Оставалось еще одно, последнее обстоятельство — трехнедельная поездка в Скандинавию. Незадолго до нашего отъезда в Копенгаген в Берлин приехала из Москвы секретарь Владимира Ивановича Немировича-Данченко Ольга Сергеевна Бокшанская. Привезла с собой много писем от московских друзей.
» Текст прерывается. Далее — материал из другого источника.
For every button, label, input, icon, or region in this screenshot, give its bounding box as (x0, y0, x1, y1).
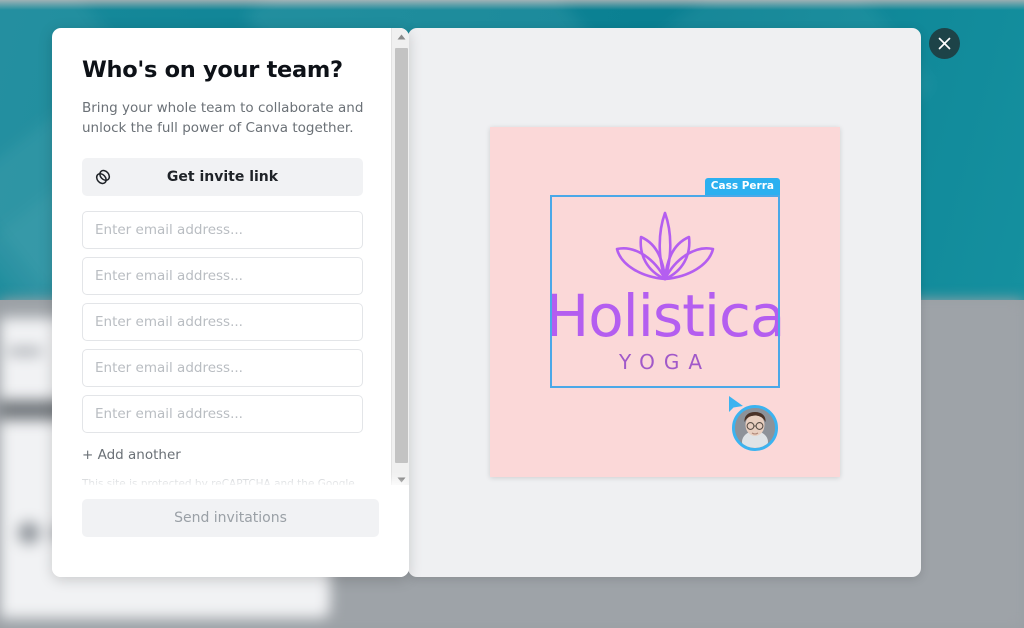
design-preview-panel: Holistica YOGA Cass Perra (408, 28, 921, 577)
triangle-down-icon (397, 477, 405, 482)
get-invite-link-button[interactable]: Get invite link (82, 158, 363, 196)
scrollbar-up-arrow[interactable] (392, 28, 409, 45)
modal-scroll-area: Who's on your team? Bring your whole tea… (52, 28, 409, 488)
modal-scrollbar[interactable] (391, 28, 409, 488)
chain-link-icon (95, 169, 111, 185)
email-input-5[interactable] (82, 395, 363, 433)
design-canvas[interactable]: Holistica YOGA Cass Perra (490, 127, 840, 477)
invite-team-modal: Who's on your team? Bring your whole tea… (52, 28, 409, 577)
modal-body: Who's on your team? Bring your whole tea… (52, 28, 409, 488)
modal-subtitle: Bring your whole team to collaborate and… (82, 100, 364, 136)
triangle-up-icon (397, 34, 405, 39)
modal-title: Who's on your team? (82, 57, 343, 83)
email-input-3[interactable] (82, 303, 363, 341)
email-input-4[interactable] (82, 349, 363, 387)
blurred-text (8, 348, 42, 355)
blurred-avatar (18, 522, 40, 544)
email-input-1[interactable] (82, 211, 363, 249)
user-avatar-image (735, 408, 775, 448)
scrollbar-thumb[interactable] (395, 48, 408, 463)
send-invitations-button[interactable]: Send invitations (82, 499, 379, 537)
element-selection-box[interactable]: Cass Perra (550, 178, 780, 388)
close-icon (938, 37, 951, 50)
collaborator-name-tag: Cass Perra (704, 178, 780, 195)
get-invite-link-label: Get invite link (166, 169, 279, 185)
email-input-2[interactable] (82, 257, 363, 295)
modal-footer: Send invitations (52, 485, 409, 577)
close-button[interactable] (929, 28, 960, 59)
collaborator-avatar[interactable] (732, 405, 778, 451)
add-another-button[interactable]: + Add another (82, 447, 181, 463)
Кроме писем от товарищей по театру она передала Василию Ивановичу письма от Эфроса, Смирновой, Санина, его давнишней корреспондентки А. В. Агапитовой, которая подробно писала о жизни его сестер Александры Ивановны и Софьи Ивановны, об их воспитаннице Наташе, о племяннице Вере, о положении с квартирой на Малой Никитской.
От этих писем и от рассказов Ольги Сергеевны о театре и театрах, о жизни в Москве, — а рассказывала она очень живо и интересно, с умным пониманием, что именно интересует ее слушателей, — в Москву захотелось уже совершенно нестерпимо.
Был день, когда Василий Иванович совсем было решил отказаться от гастрольной поездки, придумал даже такой выход: он даст в Берлине, Ковно, Риге большие концерты с тем, чтобы сбор шел в пользу остающейся за границей части группы. Этим он думал компенсировать то, что они потеряли бы с его отказом ехать в Скандинавию. Но не тут-то было — был договор с неустойкой в валюте. А никакие концерты в Берлине и в Прибалтике валюты, которая могла бы идти в сравнение с датскими и шведскими кронами, дать не могли. Надо было ехать.